This is an umbrella repository to provide reference of all open-source projects developed by LinkedIn Streaming team. Each project is tracked as a git submodule in this repository. Link to the github homepage of each project can be found in the README below.
git submodule update --init
git submodule update --init -- <relative path to submodule>
git submodule foreach 'git pull origin master'
Here is the list of projects and their description.
Burrow (https://github.com/linkedin/burrow)
Burrow is a monitoring companion for Apache Kafka that provides consumer lag checking as a service without the need for specifying thresholds. It monitors committed offsets for all consumers and calculates the status of those consumers on demand. An HTTP endpoint is provided to request status on demand, as well as provide other Kafka cluster information. There are also configurable notifiers that can send status out via email or HTTP calls to another service.
Kafka Monitor (https://github.com/linkedin/kafka-monitor)

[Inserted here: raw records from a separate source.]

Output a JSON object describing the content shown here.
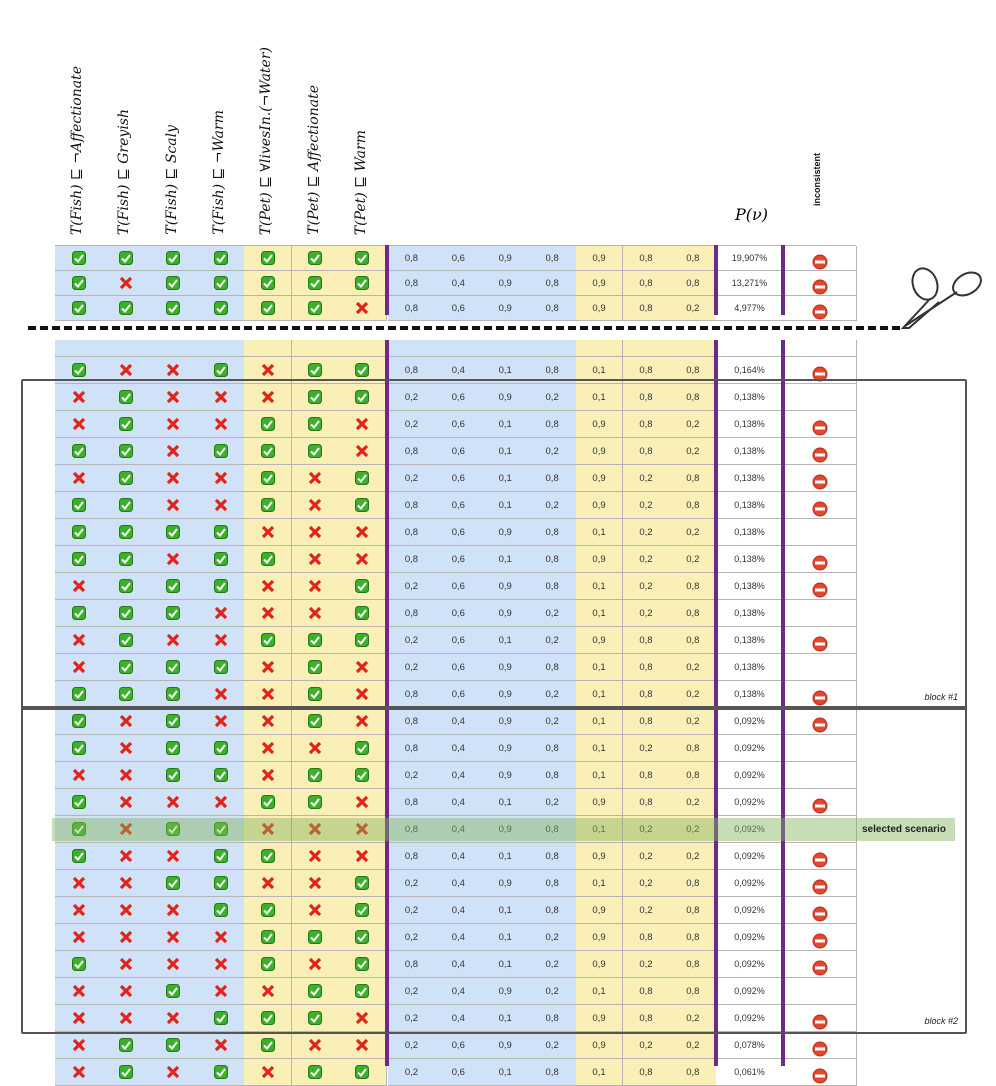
{
  "headers": [
    "T(Fish) ⊑ ¬Affectionate",
    "T(Fish) ⊑ Greyish",
    "T(Fish) ⊑ Scaly",
    "T(Fish) ⊑ ¬Warm",
    "T(Pet) ⊑ ∀livesIn.(¬Water)",
    "T(Pet) ⊑ Affectionate",
    "T(Pet) ⊑ Warm"
  ],
  "p_header": "P(ν)",
  "inconsistent_header": "inconsistent",
  "top_rows": [
    {
      "holds": [
        1,
        1,
        1,
        1,
        1,
        1,
        1
      ],
      "weights": [
        "0,8",
        "0,6",
        "0,9",
        "0,8",
        "0,9",
        "0,8",
        "0,8"
      ],
      "p": "19,907%",
      "inconsistent": 1
    },
    {
      "holds": [
        1,
        0,
        1,
        1,
        1,
        1,
        1
      ],
      "weights": [
        "0,8",
        "0,4",
        "0,9",
        "0,8",
        "0,9",
        "0,8",
        "0,8"
      ],
      "p": "13,271%",
      "inconsistent": 1
    },
    {
      "holds": [
        1,
        1,
        1,
        1,
        1,
        1,
        0
      ],
      "weights": [
        "0,8",
        "0,6",
        "0,9",
        "0,8",
        "0,9",
        "0,8",
        "0,2"
      ],
      "p": "4,977%",
      "inconsistent": 1
    }
  ],
  "rows_before": [
    {
      "holds": [
        1,
        0,
        0,
        1,
        0,
        1,
        1
      ],
      "weights": [
        "0,8",
        "0,4",
        "0,1",
        "0,8",
        "0,1",
        "0,8",
        "0,8"
      ],
      "p": "0,164%",
      "inconsistent": 1
    }
  ],
  "blocks": [
    {
      "label": "block #1",
      "rows": [
        {
          "holds": [
            0,
            1,
            0,
            0,
            0,
            1,
            1
          ],
          "weights": [
            "0,2",
            "0,6",
            "0,9",
            "0,2",
            "0,1",
            "0,8",
            "0,8"
          ],
          "p": "0,138%",
          "inconsistent": 0
        },
        {
          "holds": [
            0,
            1,
            0,
            0,
            1,
            1,
            0
          ],
          "weights": [
            "0,2",
            "0,6",
            "0,1",
            "0,8",
            "0,9",
            "0,8",
            "0,2"
          ],
          "p": "0,138%",
          "inconsistent": 1
        },
        {
          "holds": [
            1,
            1,
            0,
            1,
            1,
            1,
            0
          ],
          "weights": [
            "0,8",
            "0,6",
            "0,1",
            "0,2",
            "0,9",
            "0,8",
            "0,2"
          ],
          "p": "0,138%",
          "inconsistent": 1
        },
        {
          "holds": [
            0,
            1,
            0,
            0,
            1,
            0,
            1
          ],
          "weights": [
            "0,2",
            "0,6",
            "0,1",
            "0,8",
            "0,9",
            "0,2",
            "0,8"
          ],
          "p": "0,138%",
          "inconsistent": 1
        },
        {
          "holds": [
            1,
            1,
            0,
            0,
            1,
            0,
            1
          ],
          "weights": [
            "0,8",
            "0,6",
            "0,1",
            "0,2",
            "0,9",
            "0,2",
            "0,8"
          ],
          "p": "0,138%",
          "inconsistent": 1
        },
        {
          "holds": [
            1,
            1,
            1,
            1,
            0,
            0,
            0
          ],
          "weights": [
            "0,8",
            "0,6",
            "0,9",
            "0,8",
            "0,1",
            "0,2",
            "0,2"
          ],
          "p": "0,138%",
          "inconsistent": 0
        },
        {
          "holds": [
            1,
            1,
            0,
            1,
            1,
            0,
            0
          ],
          "weights": [
            "0,8",
            "0,6",
            "0,1",
            "0,8",
            "0,9",
            "0,2",
            "0,2"
          ],
          "p": "0,138%",
          "inconsistent": 1
        },
        {
          "holds": [
            0,
            1,
            1,
            1,
            0,
            0,
            1
          ],
          "weights": [
            "0,2",
            "0,6",
            "0,9",
            "0,8",
            "0,1",
            "0,2",
            "0,8"
          ],
          "p": "0,138%",
          "inconsistent": 1
        },
        {
          "holds": [
            1,
            1,
            1,
            0,
            0,
            0,
            1
          ],
          "weights": [
            "0,8",
            "0,6",
            "0,9",
            "0,2",
            "0,1",
            "0,2",
            "0,8"
          ],
          "p": "0,138%",
          "inconsistent": 0
        },
        {
          "holds": [
            0,
            1,
            0,
            0,
            1,
            1,
            1
          ],
          "weights": [
            "0,2",
            "0,6",
            "0,1",
            "0,2",
            "0,9",
            "0,8",
            "0,8"
          ],
          "p": "0,138%",
          "inconsistent": 1
        },
        {
          "holds": [
            0,
            1,
            1,
            1,
            0,
            1,
            0
          ],
          "weights": [
            "0,2",
            "0,6",
            "0,9",
            "0,8",
            "0,1",
            "0,8",
            "0,2"
          ],
          "p": "0,138%",
          "inconsistent": 0
        },
        {
          "holds": [
            1,
            1,
            1,
            0,
            0,
            1,
            0
          ],
          "weights": [
            "0,8",
            "0,6",
            "0,9",
            "0,2",
            "0,1",
            "0,8",
            "0,2"
          ],
          "p": "0,138%",
          "inconsistent": 1
        }
      ]
    },
    {
      "label": "block #2",
      "rows": [
        {
          "holds": [
            1,
            0,
            1,
            0,
            0,
            1,
            0
          ],
          "weights": [
            "0,8",
            "0,4",
            "0,9",
            "0,2",
            "0,1",
            "0,8",
            "0,2"
          ],
          "p": "0,092%",
          "inconsistent": 1
        },
        {
          "holds": [
            1,
            0,
            1,
            1,
            0,
            0,
            1
          ],
          "weights": [
            "0,8",
            "0,4",
            "0,9",
            "0,8",
            "0,1",
            "0,2",
            "0,8"
          ],
          "p": "0,092%",
          "inconsistent": 0
        },
        {
          "holds": [
            0,
            0,
            1,
            1,
            0,
            1,
            1
          ],
          "weights": [
            "0,2",
            "0,4",
            "0,9",
            "0,8",
            "0,1",
            "0,8",
            "0,8"
          ],
          "p": "0,092%",
          "inconsistent": 0
        },
        {
          "holds": [
            1,
            0,
            0,
            0,
            1,
            1,
            0
          ],
          "weights": [
            "0,8",
            "0,4",
            "0,1",
            "0,2",
            "0,9",
            "0,8",
            "0,2"
          ],
          "p": "0,092%",
          "inconsistent": 1
        },
        {
          "holds": [
            1,
            0,
            1,
            1,
            0,
            0,
            0
          ],
          "weights": [
            "0,8",
            "0,4",
            "0,9",
            "0,8",
            "0,1",
            "0,2",
            "0,2"
          ],
          "p": "0,092%",
          "inconsistent": 0,
          "selected": "selected scenario"
        },
        {
          "holds": [
            1,
            0,
            0,
            1,
            1,
            0,
            0
          ],
          "weights": [
            "0,8",
            "0,4",
            "0,1",
            "0,8",
            "0,9",
            "0,2",
            "0,2"
          ],
          "p": "0,092%",
          "inconsistent": 1
        },
        {
          "holds": [
            0,
            0,
            1,
            1,
            0,
            0,
            1
          ],
          "weights": [
            "0,2",
            "0,4",
            "0,9",
            "0,8",
            "0,1",
            "0,2",
            "0,8"
          ],
          "p": "0,092%",
          "inconsistent": 1
        },
        {
          "holds": [
            0,
            0,
            0,
            1,
            1,
            0,
            1
          ],
          "weights": [
            "0,2",
            "0,4",
            "0,1",
            "0,8",
            "0,9",
            "0,2",
            "0,8"
          ],
          "p": "0,092%",
          "inconsistent": 1
        },
        {
          "holds": [
            0,
            0,
            0,
            0,
            1,
            1,
            1
          ],
          "weights": [
            "0,2",
            "0,4",
            "0,1",
            "0,2",
            "0,9",
            "0,8",
            "0,8"
          ],
          "p": "0,092%",
          "inconsistent": 1
        },
        {
          "holds": [
            1,
            0,
            0,
            0,
            1,
            0,
            1
          ],
          "weights": [
            "0,8",
            "0,4",
            "0,1",
            "0,2",
            "0,9",
            "0,2",
            "0,8"
          ],
          "p": "0,092%",
          "inconsistent": 1
        },
        {
          "holds": [
            0,
            0,
            1,
            0,
            0,
            1,
            1
          ],
          "weights": [
            "0,2",
            "0,4",
            "0,9",
            "0,2",
            "0,1",
            "0,8",
            "0,8"
          ],
          "p": "0,092%",
          "inconsistent": 0
        },
        {
          "holds": [
            0,
            0,
            0,
            1,
            1,
            1,
            0
          ],
          "weights": [
            "0,2",
            "0,4",
            "0,1",
            "0,8",
            "0,9",
            "0,8",
            "0,2"
          ],
          "p": "0,092%",
          "inconsistent": 1
        }
      ]
    }
  ],
  "rows_after": [
    {
      "holds": [
        0,
        1,
        1,
        0,
        1,
        0,
        0
      ],
      "weights": [
        "0,2",
        "0,6",
        "0,9",
        "0,2",
        "0,9",
        "0,2",
        "0,2"
      ],
      "p": "0,078%",
      "inconsistent": 1
    },
    {
      "holds": [
        0,
        1,
        0,
        1,
        0,
        1,
        1
      ],
      "weights": [
        "0,2",
        "0,6",
        "0,1",
        "0,8",
        "0,1",
        "0,8",
        "0,8"
      ],
      "p": "0,061%",
      "inconsistent": 1
    }
  ]
}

Kafka Monitor is a framework to implement and execute long-running kafka system tests in a real cluster. It complements Kafka’s existing system tests by capturing potential bugs or regressions that are only likely to occur after prolonged period of time or with low probability. Moreover, it allows you to monitor Kafka cluster using end-to-end pipelines to obtain a number of derived vital stats such as end-to-end latency, service availability and message loss rate. You can easily deploy Kafka Monitor to test and monitor your Kafka cluster without requiring any change to your application.
Cruise Control (https://github.com/linkedin/cruise-control)

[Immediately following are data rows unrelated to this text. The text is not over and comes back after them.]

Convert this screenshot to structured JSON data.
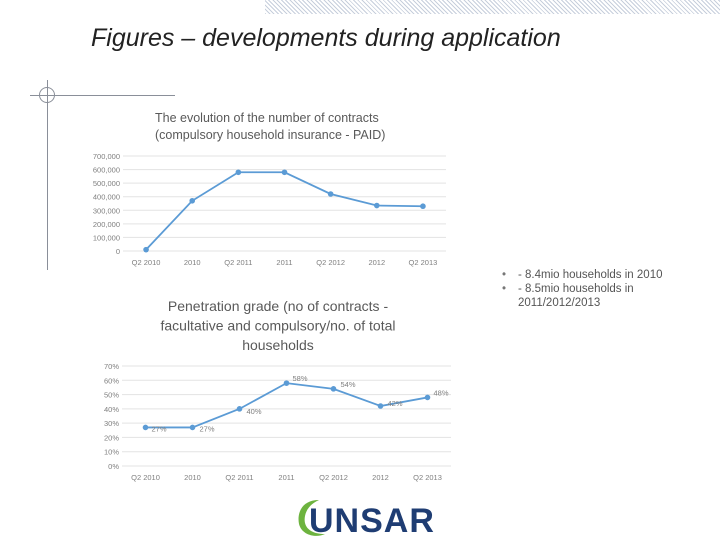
{
  "slide": {
    "title": "Figures – developments during application",
    "notes": [
      "- 8.4mio households in 2010",
      "- 8.5mio households in 2011/2012/2013"
    ],
    "note_bullet": "•",
    "logo_text": "UNSAR"
  },
  "colors": {
    "series": "#5b9bd5",
    "grid": "#e3e3e3",
    "axis_text": "#7f7f7f",
    "title_text": "#595959",
    "logo_green": "#6db33f",
    "logo_blue": "#1f3d73"
  },
  "chart_data": [
    {
      "type": "line",
      "title": "The evolution of the number of contracts (compulsory household insurance - PAID)",
      "title_lines": [
        "The evolution of the number of contracts",
        "(compulsory household insurance - PAID)"
      ],
      "categories": [
        "Q2 2010",
        "2010",
        "Q2 2011",
        "2011",
        "Q2 2012",
        "2012",
        "Q2 2013"
      ],
      "values": [
        10000,
        370000,
        580000,
        580000,
        420000,
        335000,
        330000
      ],
      "ylim": [
        0,
        700000
      ],
      "yticks": [
        0,
        100000,
        200000,
        300000,
        400000,
        500000,
        600000,
        700000
      ],
      "ytick_labels": [
        "0",
        "100,000",
        "200,000",
        "300,000",
        "400,000",
        "500,000",
        "600,000",
        "700,000"
      ],
      "grid": true,
      "legend": "none"
    },
    {
      "type": "line",
      "title": "Penetration grade (no of contracts - facultative and compulsory/no. of total households",
      "title_lines": [
        "Penetration grade (no of contracts -",
        "facultative and compulsory/no. of total",
        "households"
      ],
      "categories": [
        "Q2 2010",
        "2010",
        "Q2 2011",
        "2011",
        "Q2 2012",
        "2012",
        "Q2 2013"
      ],
      "values": [
        27,
        27,
        40,
        58,
        54,
        42,
        48
      ],
      "data_labels": [
        "27%",
        "27%",
        "40%",
        "58%",
        "54%",
        "42%",
        "48%"
      ],
      "ylim": [
        0,
        70
      ],
      "yticks": [
        0,
        10,
        20,
        30,
        40,
        50,
        60,
        70
      ],
      "ytick_labels": [
        "0%",
        "10%",
        "20%",
        "30%",
        "40%",
        "50%",
        "60%",
        "70%"
      ],
      "grid": true,
      "legend": "none"
    }
  ]
}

Cruise Control is a product that helps run Apache Kafka clusters at large scale. Due to the popularity of Apache Kafka, many companies have bigger and bigger Kafka clusters. At LinkedIn, we have 1800+ Kafka brokers, which means broker deaths are an almost daily occurrence and balancing the workload of Kafka also becomes a big overhead. Kafka Cruise control addresses this operation scalability issue by tracking resource utilization in the cluster and automatically rebalance partitions across brokers if needed. It is highly customizable and user can specify rules to determine when and how partitions should reassigned across brokers.
li-apache-kafka-clients (https://github.com/linkedin/li-apache-kafka-clients)
li-apache-kafka-clients is a wrapper Kafka clients library built on top of vanilla Apache Kafka clients. It provides proprietary features such as large message support and auditing which are not available in vanilla Kafka clients.